Une autre valeur du latin, « action, fait de tirer », qui correspond aujourd'hui à traite* et surtout à traction*, ne subsiste qu'en parlant des animaux dans de trait (1549, cheval de trait) ou dans des emplois extensifs spécialisés ; par métonymie le mot désigne une lanière servant à tirer (XIIIe s.), spécialement en vénerie (1373) et, par ailleurs (1260), l'espace parcouru en traînant un filet. ◆  Trait a eu le sens général de « corde » (1376) et s'employait par exemple dans trait de corde (1566) « coup par lequel on tire la corde au supplice de l'estrapade ».
■  Trait désigne également (XIIIe s.) comme le latin tractus une ligne tracée, mais cet emploi ne se développe qu'à partir du XVIe s. ; on relève plus tôt l'acception spécialisée « tracé préparatoire (d'une construction) » (XIVe s., tret) : elle est isolée et ne sera reprise qu'au XVIIe s. (1676), donnant lieu ensuite à l'expression technique art du trait (1802).

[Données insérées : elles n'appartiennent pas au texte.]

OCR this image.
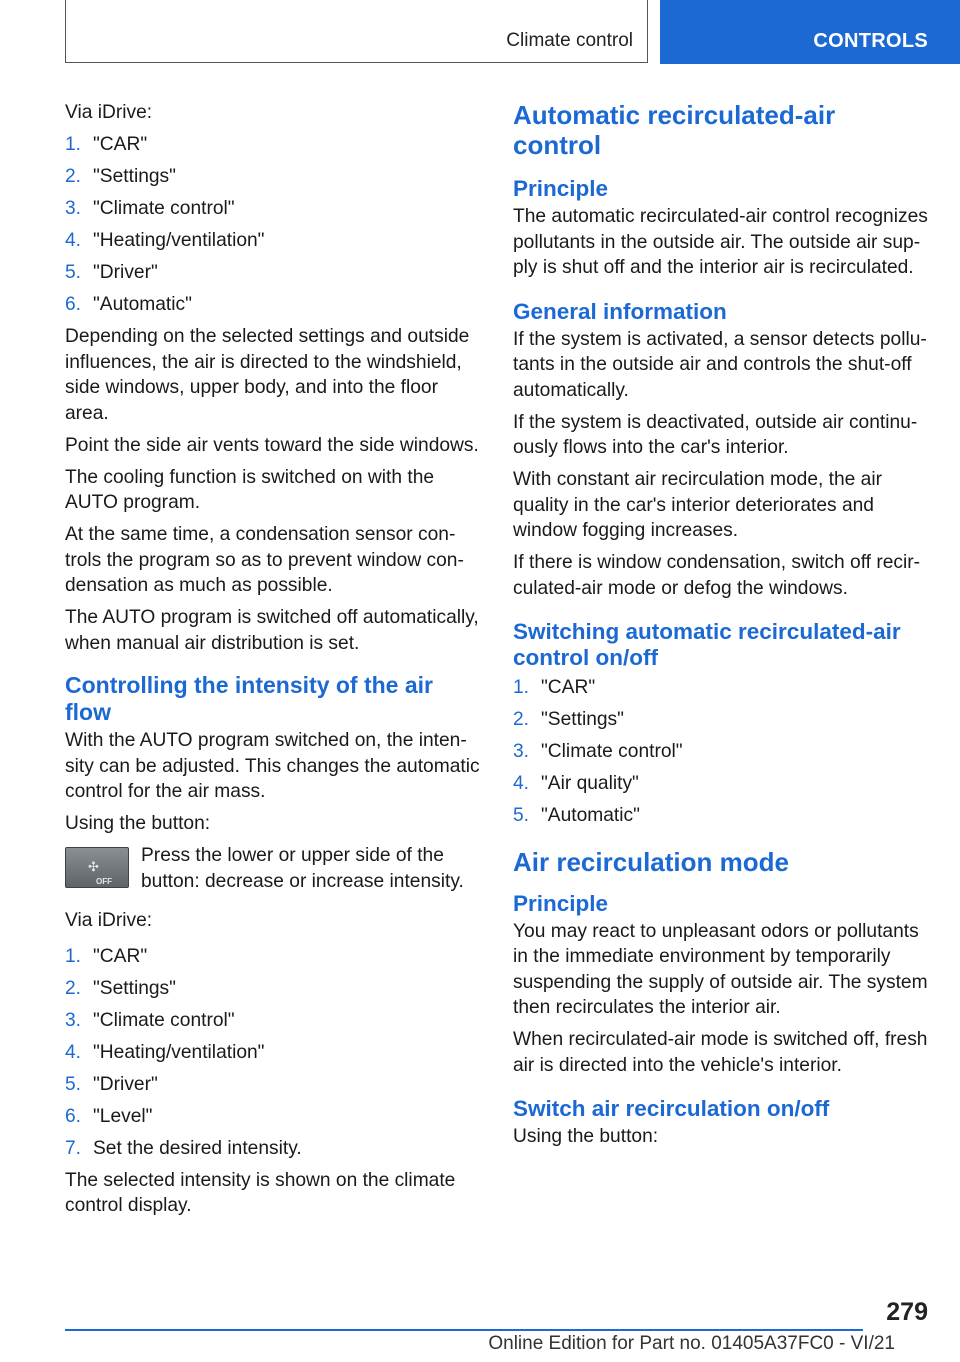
Climate control	CONTROLS

Via iDrive:

1. "CAR"
2. "Settings"
3. "Climate control"
4. "Heating/ventilation"
5. "Driver"
6. "Automatic"

Depending on the selected settings and outside influences, the air is directed to the windshield, side windows, upper body, and into the floor area.

Point the side air vents toward the side windows.

The cooling function is switched on with the AUTO program.

At the same time, a condensation sensor controls the program so as to prevent window condensation as much as possible.

The AUTO program is switched off automatically, when manual air distribution is set.

Controlling the intensity of the air flow

With the AUTO program switched on, the intensity can be adjusted. This changes the automatic control for the air mass.

Using the button:

✣
OFF
Press the lower or upper side of the button: decrease or increase intensity.

Via iDrive:

1. "CAR"
2. "Settings"
3. "Climate control"
4. "Heating/ventilation"
5. "Driver"
6. "Level"
7. Set the desired intensity.

The selected intensity is shown on the climate control display.

Automatic recirculated-air control
Principle

The automatic recirculated-air control recognizes pollutants in the outside air. The outside air supply is shut off and the interior air is recirculated.

General information

If the system is activated, a sensor detects pollutants in the outside air and controls the shut-off automatically.

If the system is deactivated, outside air continuously flows into the car's interior.

With constant air recirculation mode, the air quality in the car's interior deteriorates and window fogging increases.

If there is window condensation, switch off recirculated-air mode or defog the windows.

Switching automatic recirculated-air control on/off
1. "CAR"
2. "Settings"
3. "Climate control"
4. "Air quality"
5. "Automatic"
Air recirculation mode
Principle

You may react to unpleasant odors or pollutants in the immediate environment by temporarily suspending the supply of outside air. The system then recirculates the interior air.

When recirculated-air mode is switched off, fresh air is directed into the vehicle's interior.

Switch air recirculation on/off

Using the button:

279
Online Edition for Part no. 01405A37FC0 - VI/21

Trait de scie désigne une marque pour guider la scie (1508, « coupe faite à la scie », puis 1694) ; ensuite, lié à tirer*, — notamment dans tirer un trait, d'où tirer un trait sur qqch., au figuré « considérer comme annulé » —, trait se dit d'une ligne dessinée (1538), sens qui produit dessin au trait (apr. 1750), aujourd'hui opposé au dessin en couleurs, et plusieurs locutions comme trait pour trait « reproduit fidèlement » (1670) et à grands traits « reproduit de manière sommaire », au propre et au figuré (1788). La langue classique employait la locution écrire d'un trait de plume « rapidement » (apr. 1650) dont reste d'un trait de plume « brutalement » (1690). Les traits a aussi désigné (1666) une manière personnelle d'écrire. ◆  Par une autre extension, trait désigne au pluriel à partir du XVIe s. les lignes caractéristiques du visage (1573), d'abord au singulier (1559, le trait du visage « le contour »).

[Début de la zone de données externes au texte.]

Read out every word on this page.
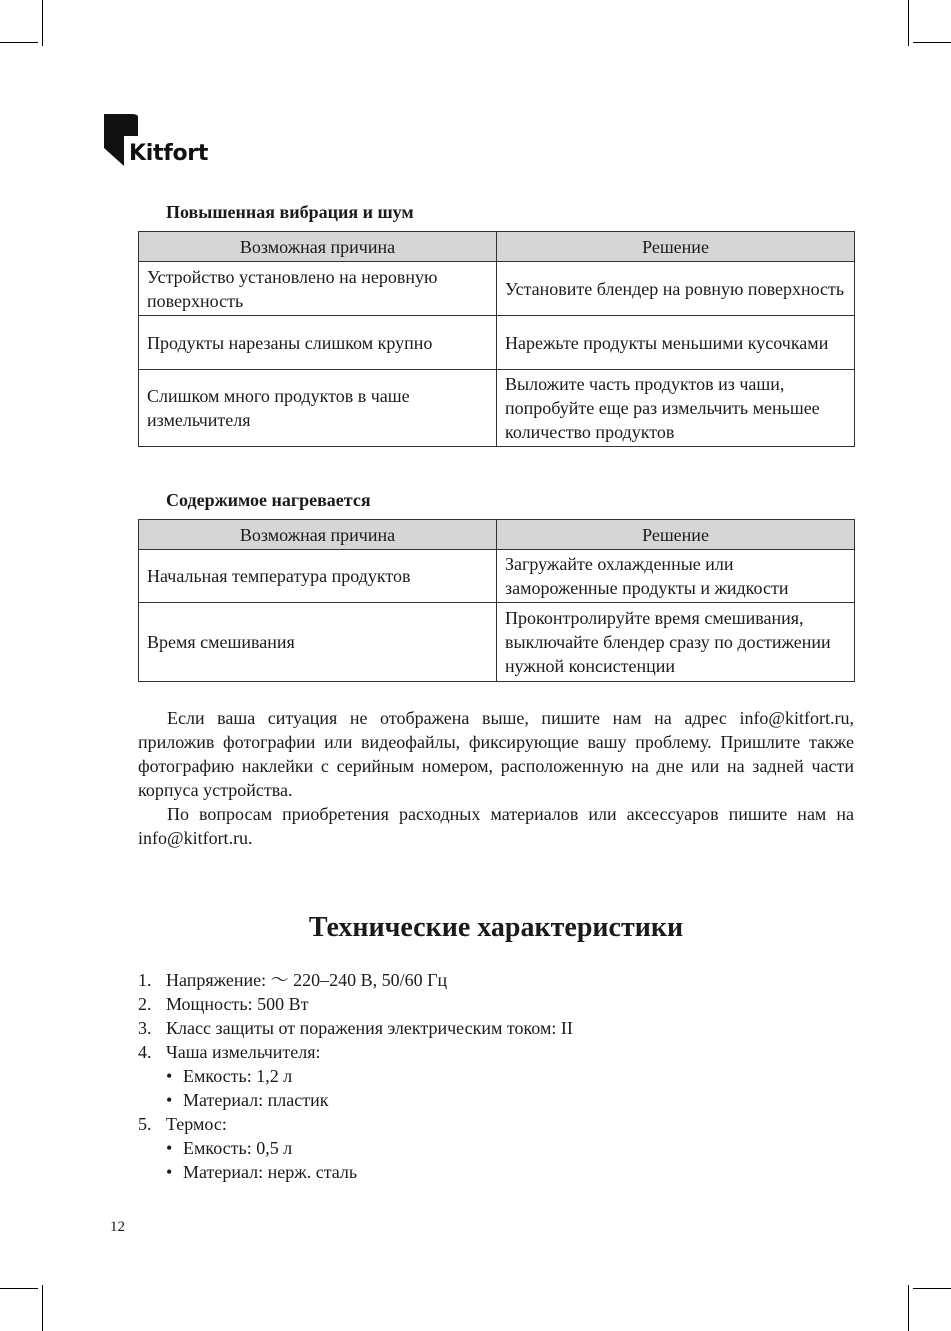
Kitfort
Повышенная вибрация и шум
Возможная причина	Решение
Устройство установлено на неровную поверхность	Установите блендер на ровную поверхность
Продукты нарезаны слишком крупно	Нарежьте продукты меньшими кусочками
Слишком много продуктов в чаше измельчителя	Выложите часть продуктов из чаши, попробуйте еще раз измельчить меньшее количество продуктов
Содержимое нагревается
Возможная причина	Решение
Начальная температура продуктов	Загружайте охлажденные или замороженные продукты и жидкости
Время смешивания	Проконтролируйте время смешивания, выключайте блендер сразу по достижении нужной консистенции

Если ваша ситуация не отображена выше, пишите нам на адрес info@kitfort.ru, приложив фотографии или видеофайлы, фиксирующие вашу проблему. Пришлите также фотографию наклейки с серийным номером, расположенную на дне или на задней части корпуса устройства.

По вопросам приобретения расходных материалов или аксессуаров пишите нам на info@kitfort.ru.

Технические характеристики
1. Напряжение: ～ 220–240 В, 50/60 Гц
2. Мощность: 500 Вт
3. Класс защиты от поражения электрическим током: II
4. Чаша измельчителя:
• Емкость: 1,2 л
• Материал: пластик
5. Термос:
• Емкость: 0,5 л
• Материал: нерж. сталь
12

■  Trait s'est dit également (v. 1130) d'une action correspondant à l'un des emplois du verbe tirer, puis (v. 1280) d'un acte marquant une intention favorable ou nuisible, d'où les locutions sorties d'usage jouer un trait à qqn « un mauvais tour » (1587) et faire des traits à qqn « lui être infidèle » (av. 1850). ◆  Il désigne aujourd'hui une manière d'agir qui constitue la marque d'un caractère, d'une qualité (1640), d'où trait de caractère (1735), et plus généralement un élément caractéristique qui permet de reconnaître une chose ou une personne. ◆  En ancien français le mot avait le sens de « coup » en termes de jeu (v. 1170), toujours vivant à l'époque classique ; au figuré donner le premier trait s'employait pour « commencer, engager une affaire » (1655) ; cette valeur s'est restreinte, trait désignant (1690) l'avantage de jouer le premier, aux échecs et aux dames.
Enfin trait s'emploie en ancien français comme déverbal de traire* « lancer (une arme) » ; il se dit de l'arme lancée avec l'arc, la main (v. 1130), de la portée d'un projectile (v. 1130) et de l'action de le lancer (déb. XIIIe s.) ; il est archaïque dans tous ces emplois, dont ne subsiste que la locution comme un trait (1668) ; on a dit vite comme un trait d'arbalète (1640). ◆  Trait employé seul (fin XVIe s.) ou déterminé, désigne une parole ou un acte malveillant (1651). À partir du XVIIe s. il se spécialise également pour désigner une expression heureuse, brillante (1658). ◆  Par ailleurs il se dit de tout ce qui frappe vivement, par exemple dans trait de lumière (1647), trait de génie.
■  Avoir trait à « se rapporter à » (1579) vient aussi de traire* au sens de « ressembler à » (1080).
❏  Le mot, dont les dérivés ont disparu, entre dans le composé TRAIT D'UNION n. m., « signe écrit qui sert de liaison » (1754), qui se dit au figuré d'une chose, d'un être servant d'intermédiaire (1770).